Reports from Nijhoff Award Recipients

WESS Newsletter

Vol. 19, No. 2 (Spring, 1996)


1994 Award Winner

Stephen Lehmann
University of Pennsylvania

I appreciate this opportunity for a final wrap-up of my 1994 Nijhoff trip, encompassing not only the trip itself, but also the articles and activities it has spawned.

My project-to investigate and report on journal publishing in German academic librarianship-was motivated by the wish to give these journals, whose existence is largely unknown on this side of the Atlantic, a higher profile among American librarians. It was based largely on interviews with the editors of the six major journals and research in two library science libraries (Cologne and Berlin). Except for a desperate, fruitless search for herring in Nordwijk with Nijhoff president Bas Guyt-more than compensated for by an eleventh hour triumph at a stand in front of the Leyden train station the next day-the trip went without a hitch. Upon my return, I wrote an article on German library journals, placing them in the institutional context of German academic librarianship. It was published in College & Research Libraries (July 1995); a shorter and somewhat reworked version was published in German in the journal Bibliotheksdienst (June 1995).

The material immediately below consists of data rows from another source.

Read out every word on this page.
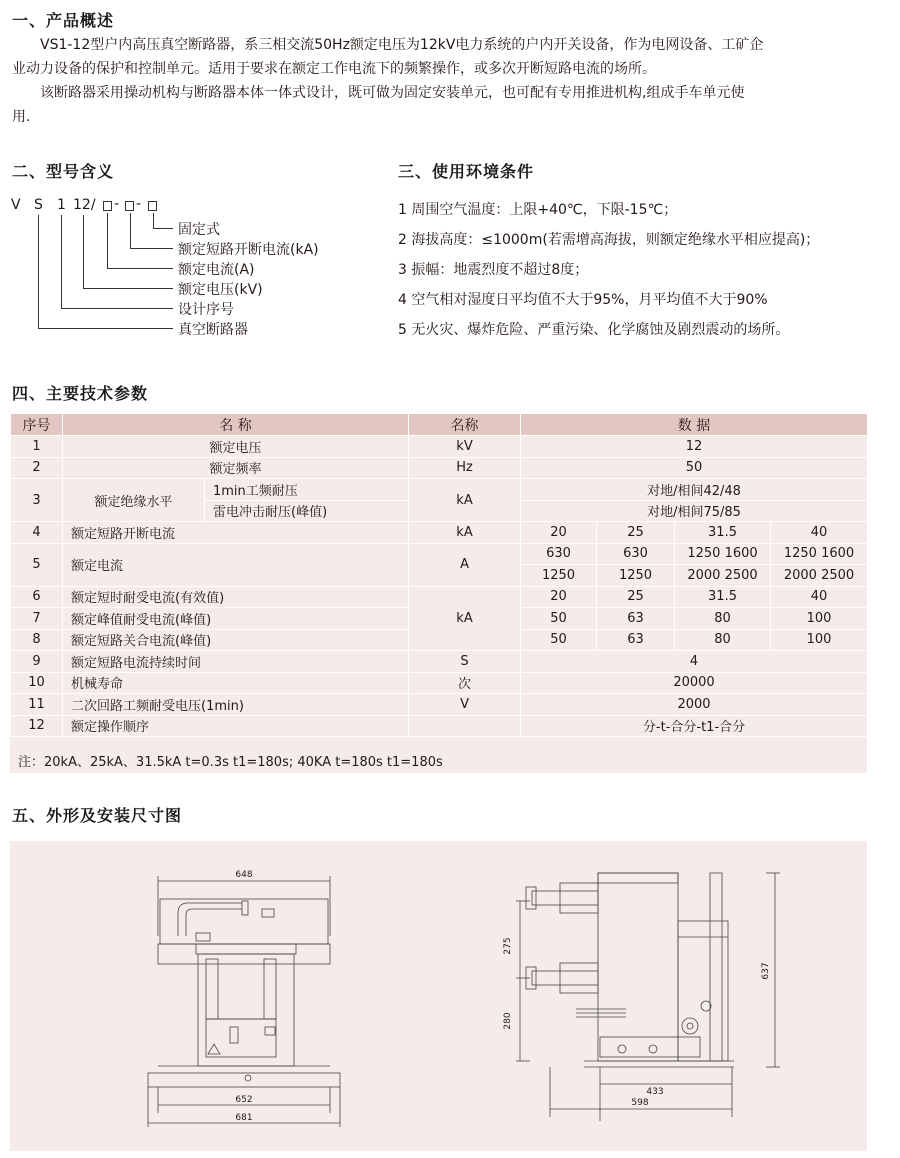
一、产品概述
VS1-12型户内高压真空断路器，系三相交流50Hz额定电压为12kV电力系统的户内开关设备，作为电网设备、工矿企
业动力设备的保护和控制单元。适用于要求在额定工作电流下的频繁操作，或多次开断短路电流的场所。
该断路器采用操动机构与断路器本体一体式设计，既可做为固定安装单元，也可配有专用推进机构,组成手车单元使
用.
二、型号含义
V S 1 12/ - -
固定式
额定短路开断电流(kA)
额定电流(A)
额定电压(kV)
设计序号
真空断路器
三、使用环境条件
1 周围空气温度：上限+40℃，下限-15℃；
2 海拔高度：≤1000m(若需增高海拔，则额定绝缘水平相应提高)；
3 振幅：地震烈度不超过8度；
4 空气相对湿度日平均值不大于95%，月平均值不大于90%
5 无火灾、爆炸危险、严重污染、化学腐蚀及剧烈震动的场所。
四、主要技术参数
序号	名 称		名称	数 据			
1	额定电压		kV	12			
2	额定频率		Hz	50			
3	额定绝缘水平	1min工频耐压	kA	对地/相间42/48			
		雷电冲击耐压(峰值)		对地/相间75/85			
4	额定短路开断电流		kA	20	25	31.5	40
5	额定电流		A	630	630	1250 1600	1250 1600
				1250	1250	2000 2500	2000 2500
6	额定短时耐受电流(有效值)		kA	20	25	31.5	40
7	额定峰值耐受电流(峰值)			50	63	80	100
8	额定短路关合电流(峰值)			50	63	80	100
9	额定短路电流持续时间		S	4			
10	机械寿命		次	20000			
11	二次回路工频耐受电压(1min)		V	2000			
12	额定操作顺序			分-t-合分-t1-合分			
注：20kA、25kA、31.5kA t=0.3s t1=180s; 40KA t=180s t1=180s
五、外形及安装尺寸图
648
652
681
275
280
637
433
598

Another series of publications that resulted from the Nijhoff project came out of an exchange agreement between College & Research Libraries and its German counterpart, Zeitschrift fur Bibliothekswesen und Bibliographie. Again, the intention was to create a greater awareness between German and American academic librarians of the work of the other. The first of the ZfBB articles (actually two articles that were melded together in the English version) was on secret dissertations in the GDR. It was translated by John Cullars and appeared in the September 1995 C&RL. The second-on the difficult questions involving German cultural property in the former Soviet Union-will be published in the September 1996 C&RL in a translation by Nancy Boerner. The ZfBB published its first C&RL article in their January 1996 issue.

The most ambitious of these Nijhoff-generated projects was the founding of Reference Reviews Europe/IFB Abstracts, a Web-accessible journal which abstracts reviews of European reference works from the German review quarterly, Informationsmittel fur Bibliotheken (IFB). Some thirty-plus librarians (most of them WESS members) contribute the translated abstracts, which are then edited and prepared for the Web by Jeff Garrett, Heidi Hutchinson and me. We have also begun to commission reviews of selected additional titles, the first written by ex-WESS Newsletter editor Jeffry Larson. The enthusiastic response to RRE/IFBA suggests that it does indeed fill a long-time need.

Meanwhile, the world of German library journal publishing has also changed since 1994. Two of the six journals that I examined-Bibliotheksdienst and Bibliothek: Forschung und Praxis-are now available on the Web, thus accessible to an extent unthinkable at the time of my project. The Mitteilungsblatt of the library association of Nordrhein-Westfalen, on the other hand, ceased publication following the death of its long-time editor, Hartwig Lohse, in August 1995, less than a year after I saw him in Bonn.

The Nijhoff grant is treasured by WESS members for the unique opportunity it offers us. And unique here means unique: for western European librarianship there is nothing else like it. For this we owe those in Martinus Nijhoff International who have made the grant possible our deep and enduring gratitude.

1995 Award Winner

Barbara Halporn
Harvard University

I received the Martin Nijhoff International West European Specialist Study Grant in order to complete the research on a book, The World of Johann Amerbach: Early Printing in its Social Context. The book examines the early period of printing and the development of the book trade through the correspondence of the fifteen-century Swiss printer, Johann Amerbach and the books his firm produced. The correspondence constitutes a unique contemporary source for the daily activities of an early printer and the development of markets for the printed book.

The Nijhoff award enabled me to travel last fall to Basel to work with primary sources at the University Library. The value of the trip to Basel to examine original documents, manuscripts, and incunabula is inseparable from the work that I did in advance to prepare for my time there. It is no exaggeration to say that receiving the Nijhoff award brought new energy and momentum to the project. During the spring and summer, I completed a chapter on the scholarly network within which Amerbach worked and began the fundamental work for the chapter on Amerbach’s publishing alliance with Anton Koberger of Nuremberg. As I worked on these chapters, I added to my file of questions to be pursued in the Basel collections. I looked at manuscripts and printed books that served or might have served as printer’s copy; tried to understand cryptic passages in the letters in the light of the printed texts they referred to; looked for the use of humanistic script among the correspondents. In addition to the manuscript materials, the Basel University Library offered me rich collections in the output of early Basel printers and local history publications. Finding these all located together enabled me to work very productively in the thirteen days of my stay. I came away with many questions answered, others clearly unanswerable, a list of illustrations for the book, and photocopies of materials not available in the United States.

Although the final product of this research will appear in the book on Amerbach, I plan to submit to ACRL an article-length version of the chapter on the Amerbach-Koberger partnership. This chapter, which deals with the workings of the early book trade, seems a particularly fitting first return on my use of the Martinus Nijhoff award.